The Hurdles of auto scaling an Application to reduce costs

Hello everyone,

We are going to share our experience when enabling auto scale in a cloud designed application. In this case a series a problems surged while enabling auto scale. We find this happen on several projects from different clients. So we hope you can learn from common mistakes and save time when deploying your next application. I’m also looking to see what is your approach in this matter.

Important: This post is mainly focused on a case using Azure App Service but it has a correlation to any environment where you can Scale automatically or manual a cloud application or service.

About the project

First we need to explain the project. It was a complex backend application in C#. The architecture of the project was design with scaling in mind. It consisted of Frontend and Backend App Service Servers. Each server contained many Webjobs. A series of Queues with different messages were used to communicate between the Webjobs and frontend with backend. There was a number of retry attempts in case of errors processing the messages and poison queues.

With this architecture the program already was running in multiple regions with multiple servers. And in each region it was configured with App Service using a considerable number of instances.

The Proposal

The Application was working as expected. And a new objective was defined to reduce the costs. To achieve this we needed to make each region capable to adapt the number of instances based on demand.
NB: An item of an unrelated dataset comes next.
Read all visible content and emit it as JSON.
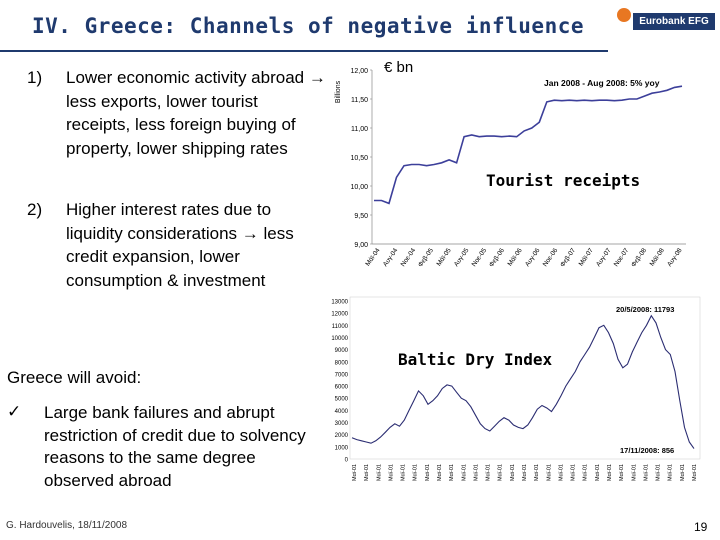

App Service provides two modes to scale:

* Automatic
* Manual

Automatic mode scales instances based on the load of CPU. This could be useful for a frontend or CPU intensive tasks but not for our case. In our case our load was based on the amount of messages in queues. We decided to use the manual option. Using the API to manage the number of instances we implemented a custom logic to scale the number of instances. The algorithm scaled up if queue depth increased beyond custom limits for the number of instances.

Queue Depth	Number of instances
10	2
40	4
80	8
200	12
500	16
1000	20

To decrease the number of instances it waits a few minutes in case the surge goes back up. This is because the time to spin a new server usually goes over 90 seconds. We don’t want to decrease just to increase it again in the next minute.

The Problem

After these changes were deployed to production for a few days we started to notice a couple of strange errors.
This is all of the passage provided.